A cette heure-là il faisait encore nuit, grand dieu j’adorais ce moment-là, s’était féerique ! C’est en chef d’orchestre que mon père donnait des consignes à tout le monde, puis les choses sérieuses commençaient. Bien entendu, pas pour le cochon qui était effrayé, savait ce qui l’attendait rien qu’en entendant crier les autres cochons du voisinage.
Tel un danseur de « Gwo Ka », mon père rentrait en piste, non pas avec un tambour à la main, mais avec le grand couteau qu’il avait soigneusement aiguisé la veille. Chacun savait ce qu’il avait à faire : quatre à cinq personnes étaient nécessaire pour maintenir le cochon au sol, pendant que mon père tentait de l’égorger.
Le cochon se débattait en hurlant de toutes ses forces, pendant ce temps-là ma mère récupérait le sang comme elle pouvait à l’aide d’un récipient, dans lequel elle avait mis du sel, du vinaigre et de l’eau qu’elle remuait sans cesse pour que le sang ne coagule pas.
Une fois la bête abattue ma mère s’activait à la cuisine avec ma sœur aînée pour préparer le fameux « boudin créole ». Mon père quant à lui découpait le cochon en morceaux, il n’était pas boucher « ni d’oreille ni de métier », comme beaucoup d’antillais, il connaissait chaque partie du cochon.
Mon frère Fabrice et moi-même trop jeune à l’époque pour aider à quoi que ce soit, nous faisions gonfler la vessie quand s’était un « mal » en guise de ballon.
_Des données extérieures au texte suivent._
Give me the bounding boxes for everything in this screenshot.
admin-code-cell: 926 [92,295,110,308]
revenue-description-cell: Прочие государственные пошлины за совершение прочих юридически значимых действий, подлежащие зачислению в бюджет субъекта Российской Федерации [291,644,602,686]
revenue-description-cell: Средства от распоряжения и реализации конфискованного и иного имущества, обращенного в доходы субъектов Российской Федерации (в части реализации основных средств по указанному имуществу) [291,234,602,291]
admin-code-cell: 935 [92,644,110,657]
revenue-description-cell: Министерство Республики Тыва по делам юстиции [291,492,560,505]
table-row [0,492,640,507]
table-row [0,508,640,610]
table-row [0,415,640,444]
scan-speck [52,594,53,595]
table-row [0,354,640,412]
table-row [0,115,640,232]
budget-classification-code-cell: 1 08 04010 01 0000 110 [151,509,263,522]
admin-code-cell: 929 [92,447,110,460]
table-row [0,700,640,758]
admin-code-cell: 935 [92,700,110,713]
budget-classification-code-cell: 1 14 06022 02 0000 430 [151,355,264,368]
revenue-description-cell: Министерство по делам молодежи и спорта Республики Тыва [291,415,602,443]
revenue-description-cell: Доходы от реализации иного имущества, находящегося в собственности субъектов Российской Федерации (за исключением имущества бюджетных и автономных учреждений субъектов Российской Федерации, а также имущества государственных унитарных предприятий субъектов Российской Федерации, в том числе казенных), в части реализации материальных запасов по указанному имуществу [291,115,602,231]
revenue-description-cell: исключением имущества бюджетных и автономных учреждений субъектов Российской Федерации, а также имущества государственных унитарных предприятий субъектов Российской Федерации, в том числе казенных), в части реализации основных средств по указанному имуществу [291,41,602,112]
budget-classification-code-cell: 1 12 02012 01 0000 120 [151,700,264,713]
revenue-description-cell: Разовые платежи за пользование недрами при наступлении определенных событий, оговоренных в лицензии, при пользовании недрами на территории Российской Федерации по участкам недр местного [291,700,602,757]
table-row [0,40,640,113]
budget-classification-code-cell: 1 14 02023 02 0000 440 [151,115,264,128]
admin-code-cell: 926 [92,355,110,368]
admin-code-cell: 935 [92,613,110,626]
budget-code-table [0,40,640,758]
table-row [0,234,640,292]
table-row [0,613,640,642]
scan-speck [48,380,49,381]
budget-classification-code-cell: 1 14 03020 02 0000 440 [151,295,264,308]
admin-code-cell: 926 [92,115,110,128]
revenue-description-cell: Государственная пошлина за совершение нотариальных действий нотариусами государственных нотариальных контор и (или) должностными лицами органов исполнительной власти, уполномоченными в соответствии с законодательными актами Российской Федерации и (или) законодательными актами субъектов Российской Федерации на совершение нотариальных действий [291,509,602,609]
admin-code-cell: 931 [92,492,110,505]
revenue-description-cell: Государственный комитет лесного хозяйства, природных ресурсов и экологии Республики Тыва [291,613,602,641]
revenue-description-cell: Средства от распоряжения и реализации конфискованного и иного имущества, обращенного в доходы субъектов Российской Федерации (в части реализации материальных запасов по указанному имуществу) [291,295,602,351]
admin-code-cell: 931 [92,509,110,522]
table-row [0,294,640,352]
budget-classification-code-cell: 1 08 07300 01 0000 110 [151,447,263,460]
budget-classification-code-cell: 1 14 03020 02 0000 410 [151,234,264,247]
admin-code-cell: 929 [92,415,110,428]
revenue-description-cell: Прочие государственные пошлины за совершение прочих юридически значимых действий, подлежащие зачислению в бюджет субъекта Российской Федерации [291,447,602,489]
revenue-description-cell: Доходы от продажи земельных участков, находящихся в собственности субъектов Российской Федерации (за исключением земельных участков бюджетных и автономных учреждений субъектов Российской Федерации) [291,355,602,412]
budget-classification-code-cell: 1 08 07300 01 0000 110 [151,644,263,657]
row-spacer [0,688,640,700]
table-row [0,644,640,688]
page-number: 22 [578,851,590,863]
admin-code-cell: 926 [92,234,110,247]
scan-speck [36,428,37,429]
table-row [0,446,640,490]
Mes parents remerciaient tous ceux qui étaient venus donner un coup de main avec quelques kilos de viande et du boudin, de quoi leur permettre de passer un bon noël. Le reste de la viande était mis en baril avec du gros sel.
Certaines années quand nous n’avions pas de cochon à tuer, mon père achetait un jambon, une fois dessalé ma mère découpait de fines tranches qu’elle saupoudrait de sucre de canne, avant de les glacer de chaque côté avec le fer à repasser « petit nègre » qu’elle faisait chauffer préalablement, un vrai régal !
Le soir de noël mes frères et moi chantions des cantiques tard dans la nuit, les barils en plastique servaient de tambours, les bouteilles de triangle et de cymbale. Nous tapions à l’aide de baguettes sur une vieille table en bois en guise de ti bois le tout arrosé de Punch coco et soda pays. Les parents toléraient un petit verre ou deux ce jour-là. Les plus âgés allaient à la messe de minuit et fêtaient noël après.